Lamb of God – VII: Sturm Und Drang

Richmond’s Lamb of God is pretty much at the top of today’s popular heavy metal heap, or what’s left of it. The thing is, the heap’s nowhere as high as it once was.

The last few years have certainly been a wild ride for the band. In 2012, singer Randy Blythe was arrested for manslaughter in Prague. Blythe was accused of pushing an overzealous fan off the stage to his death. Blythe ended up spending several months in a nasty prison in Prague before finally being exonerated in June 2013.

All of this turmoil is historicized in the documentary, As The Palaces Burn, and Blythe’s forthcoming autobiography, Dark Days.

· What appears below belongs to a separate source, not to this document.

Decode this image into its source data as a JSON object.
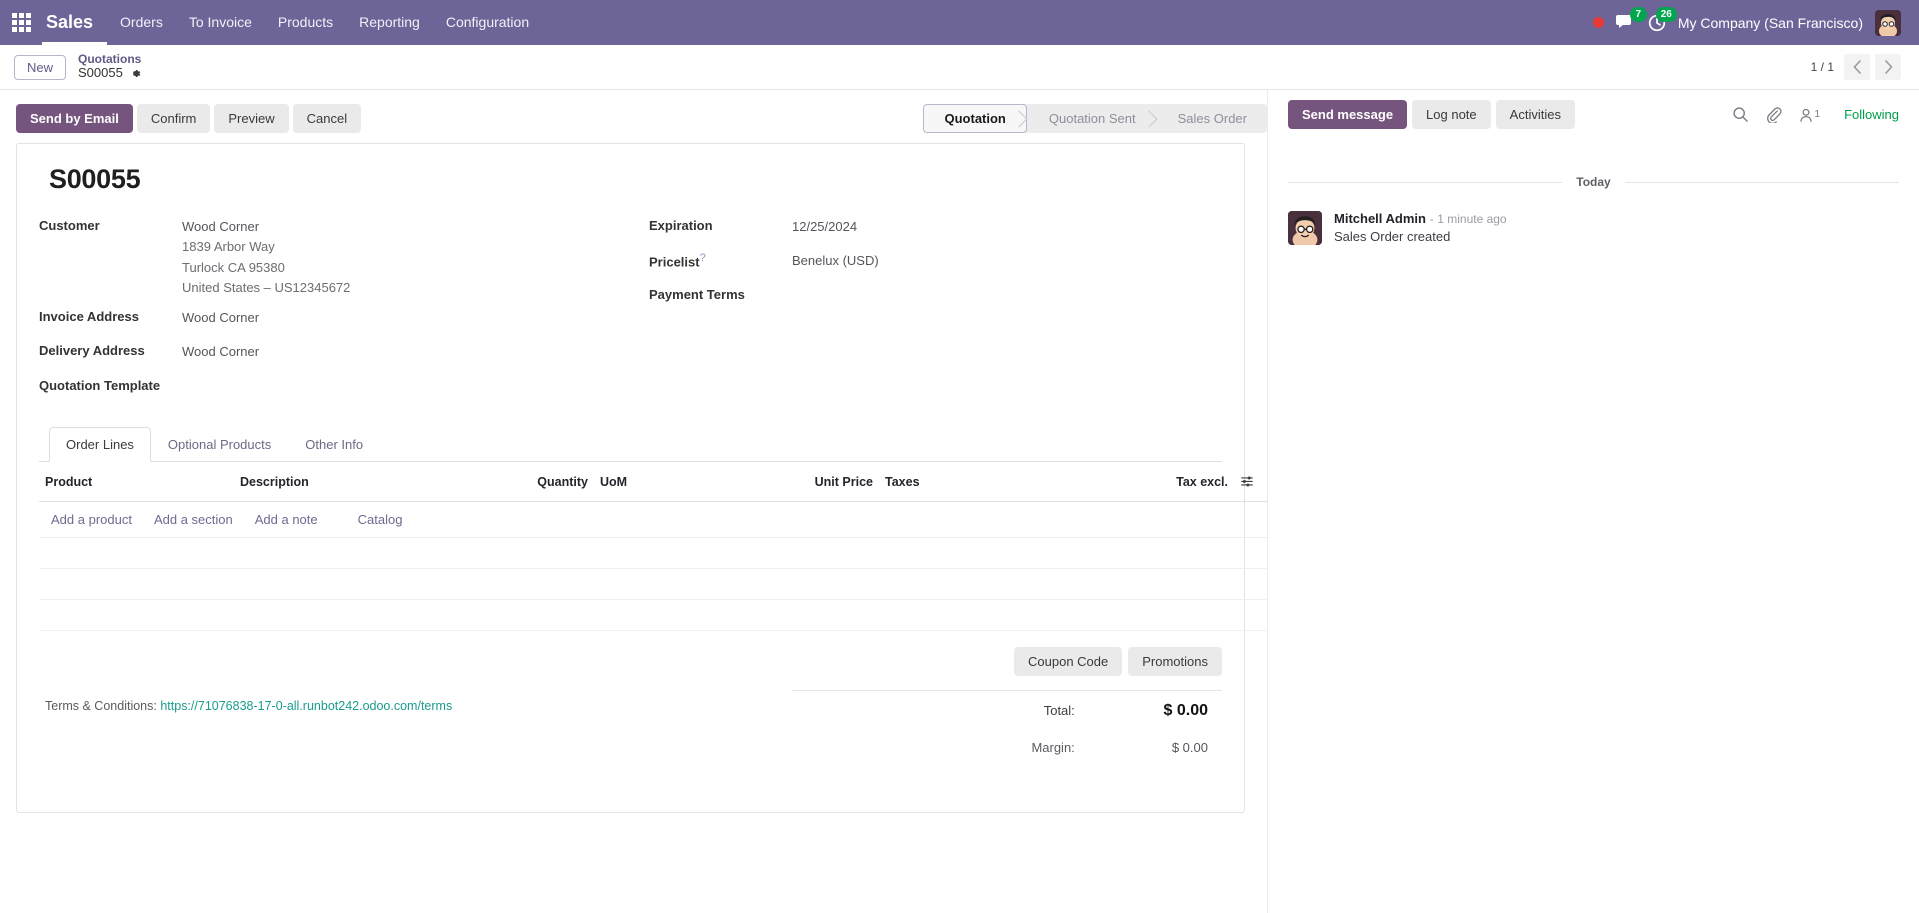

Through it all, Blythe’s been a total stand-up guy: He faced the charges when he could have avoided extradition. And he seemed truly concerned about helping the deceased fan’s family find closure through the trial. Blythe faced the proverbial music, weathered the storm (or sturm, as it were), and came out smelling like a rose. (Enough with the clichés already!)

So the next step in Lamb of God’s narrative arc should be that the band, rebounding from trial and tribulation, would release the strongest album of its career and rocket to the top of the charts – righteously merging inspiration in one of those super-rare moments when artistic and commercial success happen at the same time, right? Unfortunately, real life rarely turns out as neatly as is it does in fiction, documentaries and autobiographies. This is not to say that the newly released Sturm Und Drang is a bad album. In fact, it’s pretty damned good – if a bit workmanlike. Maybe this is just because Lamb of God is only a pretty damned good but not exactly great band.

Sturm Und Drang is just another solid installment in a solid band’s career. And that’s AOK.

Lamb of God has long since gotten its formula down. So what we have here is tight, fast heavy metal – a seamless amalgam of hardcore, thrash, classic rock and death metal sensibilities into a body of work that is heavy enough for the filthy hordes, but still occupies the DMZ between extremity and accessibility. This is heavy metal that would appeal to doctrinaire heshers and to the guys on the loading dock who love Van Halen – and, um, Pantera.

And then there’s the small matter of “Overlord,” the track that has sparked controversy on the metal boards because of its, ahem, “clean vocals.” So, what are “clean vocals,” you ask? Clean vocals are vocals where the singer actually sings instead of screaming, barking and yelling. And singing is certainly a “crime against metal,” isn’t it?

Well, not really. Still, the vocals in “Overlord” are digitally tweaked just so in a way that is a wee bit cringeworthy. Blythe sounds like (at best) Alice In Chains’ Layne Staley – or (at worst) like that douchebag in Creed. Actually, he sounds most like James Hetfield. This isn’t necessarily a good thing, but it could certainly be worse. The song is catchy. And it could conceivably be a radio hit – if there were still such a thing as rock radio, that is. But there isn’t. As such, the track’s naked lunge for the mainstream is a bit much to handle.

But let’s not be so hard on Lamb of God. All told, Sturm Und Drang is a solid set of meat-and-potatoes, modern metal. The production is pristine and the playing is precise. Shredding abounds. And the lyrics, well, they’re well intentioned. After all, Randy Blythe is a good guy. This is quality entertainment, folks. This is totally, uh, totally good enough.